Saturday July 18, 2009
Mechanizing the Path to Ruby 1.9In What do we need to get on Ruby 1.9?, Yehuda Katz says he thinks it's time to get serious about migrating the Ruby community to Ruby 1.9. He then asks for specific information on show-stoppers: gems, plugins, tools, and such that don't yet work on Ruby 1.9. His request has already resulted in a lot of opinions and anecdotal evidence, but I think there is a fairly obvious way to get better information.
The basic idea is that we should create and use mechanized tools to help in assessing and tracking infrastructure dependencies and Ruby 1.9 compatibility issues. This involves harvesting and analyzing information, as discussed below, but it's just "a simple matter of software" (:-). Specifically, it doesn't appear to require any Computer Science breakthroughs or even a great deal of new code.
Step one is to inventory the major archives of Ruby code and analyze their dependencies. RubyGems makes this pretty easy. Gem servers commonly provide YAML snapshots of Gem-related metadata (generated by "gem generate_index"). GitHub and RubyForge, for example, provide http://gems.github.com/yaml and http://gems.rubyforge.org/yaml. These (large :) pages contain everything we need to generate Gem dependency graphs.
It may be a bit more work, but we can also get the same sort of information for plugins, tools, etc. So, we should be able to work out a relatively complete graph of Ruby infrastructure dependencies. This, by itself, would be quite useful to have.
For example, by knowing how many items (eg, Gems) depend on a given item, we can estimate how critical the item is to the ecosystem (Google's PageRank algorithm uses a variation on this technique). Fortunately, we don't have to content with the effects of search engine optimization and such, but we still have to consider global popularity. If an item is used by a number of other items, but few apps use any of them, it may not be all that critical.
Step two is to run each item's test suite, finding out which tests exhibit Ruby 1.9-specific problems. This is a much bigger step, for a variety of reasons. Let's look at some of them...
Step three is to present the information in a digestible and useful fashion.
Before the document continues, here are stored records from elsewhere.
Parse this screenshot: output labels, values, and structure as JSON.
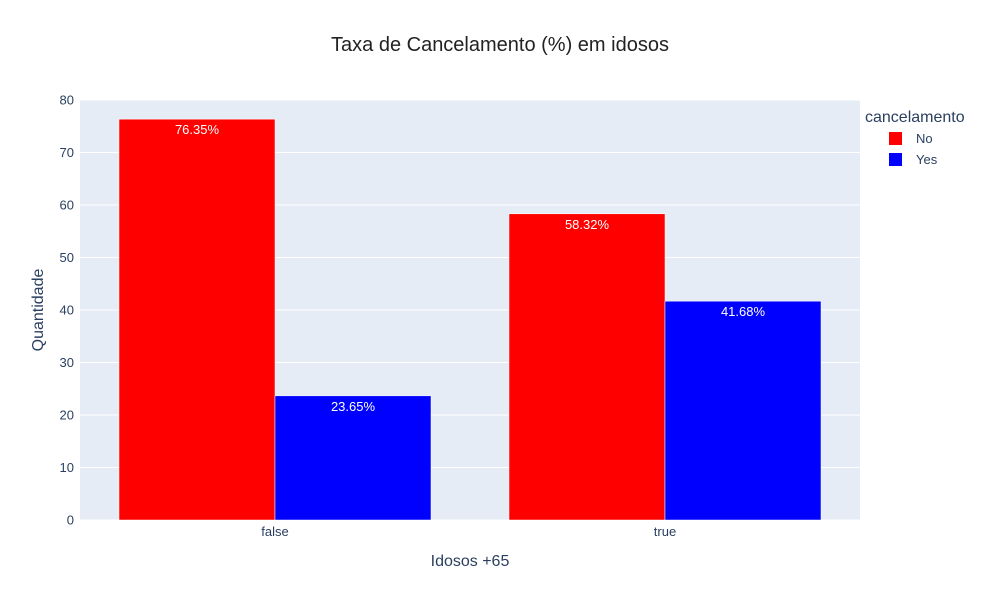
{
  "chart_data": {
    "type": "bar",
    "title": "Taxa de Cancelamento (%) em idosos",
    "xlabel": "Idosos +65",
    "ylabel": "Quantidade",
    "categories": [
      "false",
      "true"
    ],
    "ylim": [
      0,
      80
    ],
    "yticks": [
      0,
      10,
      20,
      30,
      40,
      50,
      60,
      70,
      80
    ],
    "grid": true,
    "legend": {
      "title": "cancelamento",
      "position": "top-right"
    },
    "series": [
      {
        "name": "No",
        "color": "#ff0000",
        "values": [
          76.35,
          58.32
        ],
        "labels": [
          "76.35%",
          "58.32%"
        ]
      },
      {
        "name": "Yes",
        "color": "#0000ff",
        "values": [
          23.65,
          41.68
        ],
        "labels": [
          "23.65%",
          "41.68%"
        ]
      }
    ],
    "plot_background": "#e5ecf6"
  }
}
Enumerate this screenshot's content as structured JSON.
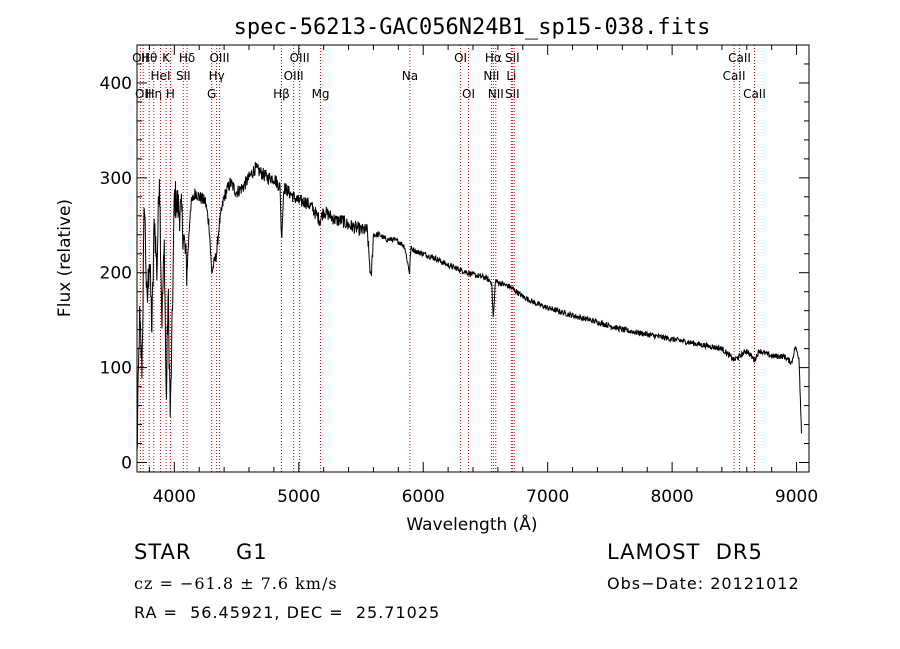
{
  "chart_data": {
    "type": "line",
    "title": "spec-56213-GAC056N24B1_sp15-038.fits",
    "xlabel": "Wavelength (Å)",
    "ylabel": "Flux (relative)",
    "xlim": [
      3700,
      9100
    ],
    "ylim": [
      -10,
      440
    ],
    "xticks": [
      4000,
      5000,
      6000,
      7000,
      8000,
      9000
    ],
    "yticks": [
      0,
      100,
      200,
      300,
      400
    ],
    "grid": false,
    "line_color": "#000000",
    "marker_color": "#cc0000",
    "series": [
      {
        "x": [
          3700,
          3720,
          3740,
          3760,
          3780,
          3800,
          3820,
          3840,
          3860,
          3880,
          3900,
          3920,
          3935,
          3950,
          3968,
          3985,
          4000,
          4030,
          4060,
          4101,
          4130,
          4170,
          4200,
          4250,
          4280,
          4300,
          4340,
          4360,
          4400,
          4450,
          4500,
          4550,
          4600,
          4650,
          4700,
          4750,
          4800,
          4850,
          4861,
          4880,
          4920,
          4960,
          5000,
          5050,
          5100,
          5170,
          5200,
          5250,
          5300,
          5350,
          5400,
          5450,
          5500,
          5550,
          5580,
          5600,
          5650,
          5700,
          5750,
          5800,
          5850,
          5890,
          5900,
          5950,
          6000,
          6100,
          6200,
          6300,
          6400,
          6500,
          6550,
          6563,
          6580,
          6600,
          6700,
          6800,
          6900,
          7000,
          7200,
          7400,
          7600,
          7800,
          8000,
          8200,
          8400,
          8498,
          8542,
          8600,
          8662,
          8700,
          8800,
          8900,
          8960,
          8990,
          9020,
          9040
        ],
        "y": [
          5,
          150,
          100,
          280,
          160,
          220,
          140,
          260,
          200,
          310,
          150,
          230,
          60,
          180,
          45,
          160,
          280,
          270,
          260,
          200,
          270,
          285,
          280,
          275,
          250,
          200,
          220,
          250,
          280,
          295,
          285,
          290,
          300,
          310,
          305,
          300,
          300,
          290,
          235,
          290,
          285,
          280,
          275,
          275,
          270,
          255,
          265,
          260,
          255,
          255,
          250,
          248,
          245,
          245,
          190,
          240,
          240,
          235,
          235,
          233,
          228,
          200,
          226,
          222,
          220,
          215,
          208,
          203,
          198,
          195,
          190,
          150,
          192,
          190,
          185,
          175,
          168,
          163,
          155,
          148,
          140,
          135,
          130,
          125,
          120,
          108,
          112,
          118,
          108,
          118,
          112,
          112,
          105,
          122,
          110,
          30
        ]
      }
    ],
    "lines": [
      {
        "w": 3727,
        "labels": [
          "OII"
        ]
      },
      {
        "w": 3750,
        "labels": [
          "",
          "",
          "OII"
        ]
      },
      {
        "w": 3798,
        "labels": [
          "Hθ",
          "",
          ""
        ]
      },
      {
        "w": 3835,
        "labels": [
          "",
          "",
          "Hη"
        ]
      },
      {
        "w": 3889,
        "labels": [
          "",
          "HeI",
          ""
        ]
      },
      {
        "w": 3934,
        "labels": [
          "K",
          "",
          ""
        ]
      },
      {
        "w": 3968,
        "labels": [
          "",
          "",
          "H"
        ]
      },
      {
        "w": 4072,
        "labels": [
          "",
          "SII",
          ""
        ]
      },
      {
        "w": 4102,
        "labels": [
          "Hδ",
          "",
          ""
        ]
      },
      {
        "w": 4300,
        "labels": [
          "",
          "",
          "G"
        ]
      },
      {
        "w": 4340,
        "labels": [
          "",
          "Hγ",
          ""
        ]
      },
      {
        "w": 4363,
        "labels": [
          "OIII",
          "",
          ""
        ]
      },
      {
        "w": 4861,
        "labels": [
          "",
          "",
          "Hβ"
        ]
      },
      {
        "w": 4959,
        "labels": [
          "",
          "OIII",
          ""
        ]
      },
      {
        "w": 5007,
        "labels": [
          "OIII",
          "",
          ""
        ]
      },
      {
        "w": 5175,
        "labels": [
          "",
          "",
          "Mg"
        ]
      },
      {
        "w": 5893,
        "labels": [
          "",
          "Na",
          ""
        ]
      },
      {
        "w": 6300,
        "labels": [
          "OI",
          "",
          ""
        ]
      },
      {
        "w": 6364,
        "labels": [
          "",
          "",
          "OI"
        ]
      },
      {
        "w": 6548,
        "labels": [
          "",
          "NII",
          ""
        ]
      },
      {
        "w": 6563,
        "labels": [
          "Hα",
          "",
          ""
        ]
      },
      {
        "w": 6583,
        "labels": [
          "",
          "",
          "NII"
        ]
      },
      {
        "w": 6708,
        "labels": [
          "",
          "Li",
          ""
        ]
      },
      {
        "w": 6716,
        "labels": [
          "SII",
          "",
          "SII"
        ]
      },
      {
        "w": 6731,
        "labels": [
          "",
          "",
          ""
        ]
      },
      {
        "w": 8498,
        "labels": [
          "",
          "CaII",
          ""
        ]
      },
      {
        "w": 8542,
        "labels": [
          "CaII",
          "",
          ""
        ]
      },
      {
        "w": 8662,
        "labels": [
          "",
          "",
          "CaII"
        ]
      }
    ]
  },
  "info": {
    "class": "STAR",
    "subclass": "G1",
    "survey": "LAMOST  DR5",
    "cz": "cz = −61.8 ± 7.6 km/s",
    "obs_date": "Obs−Date: 20121012",
    "coords": "RA =  56.45921, DEC =  25.71025"
  }
}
Ideally, we'd be able to get reports on the overall situation, showing us which issues are the most critical to resolve. Follow-up reports, allowing us to "drill down" into particular questions, would also be useful.
It's not clear (to me, at least) what kinds of reports we'll ultimately need. We're dealing with a large amount of highly-interrelated information. Diagramming all of the dependencies (eg, via GraphViz) might be impressive, but isn't going to be useful. Humans aren't all that good at reading complex diagrams. So, we'll need some finer-grained approaches.
Step four is to provide a forum for collaboration. If there's a convenient and well-known place to discuss outstanding issues, more developers may be interested in contributing. Wikipedia and (closer to home) RubySpec are existence proofs for this sort of thing, but building up a "critical mass" of volunteers is non-trivial. Again, some corporate sponsorship might be useful, lending needed credence and visibility.
Dan Kubb suggests that we could adopt some approaches taken by the CPAN (Perl's humongous archive of modules):
When new gems are downloaded, their specs could be run first, with installation only occurring if they pass. This would bring more compatibility issues to light than just blindly installing the gem and finding problems at runtime. Plus, if we provide a nice way for the gem to phone home with the results (after prompting for permission, of course), we could aggregate spec failures someplace, providing gem authors with a lot of information about platform- and version-specific bugs.
I don't know of anyone who is working on this exact project, but there is clearly a lot of existing work that could be leveraged. Harvesting Open Source files and metadata, for example, is far easier than it was in years past. There are also a variety of technologies (eg, Condor, Nanite) that can help in handling scaling issues.
As it happens, I'm already working on a project that harvests and analyzes Ruby code. PARSE (Punish All Ruby Software Equally) is supposed to run MetricFu, YARD, and some home-grown tools on a wide swath of Ruby code. Checking for Ruby 1.9 (and eventually, 2.*) compatibility is an obvious fit.
That said, the Ruby 1.9 migration effort will have its own needs and schedule, so it should have its own tool chain. (Nor do I want Ontiki or PARSE to be on its critical path. :-) However, I'd be more than happy to work with anyone who is interested in crafting such a tool chain.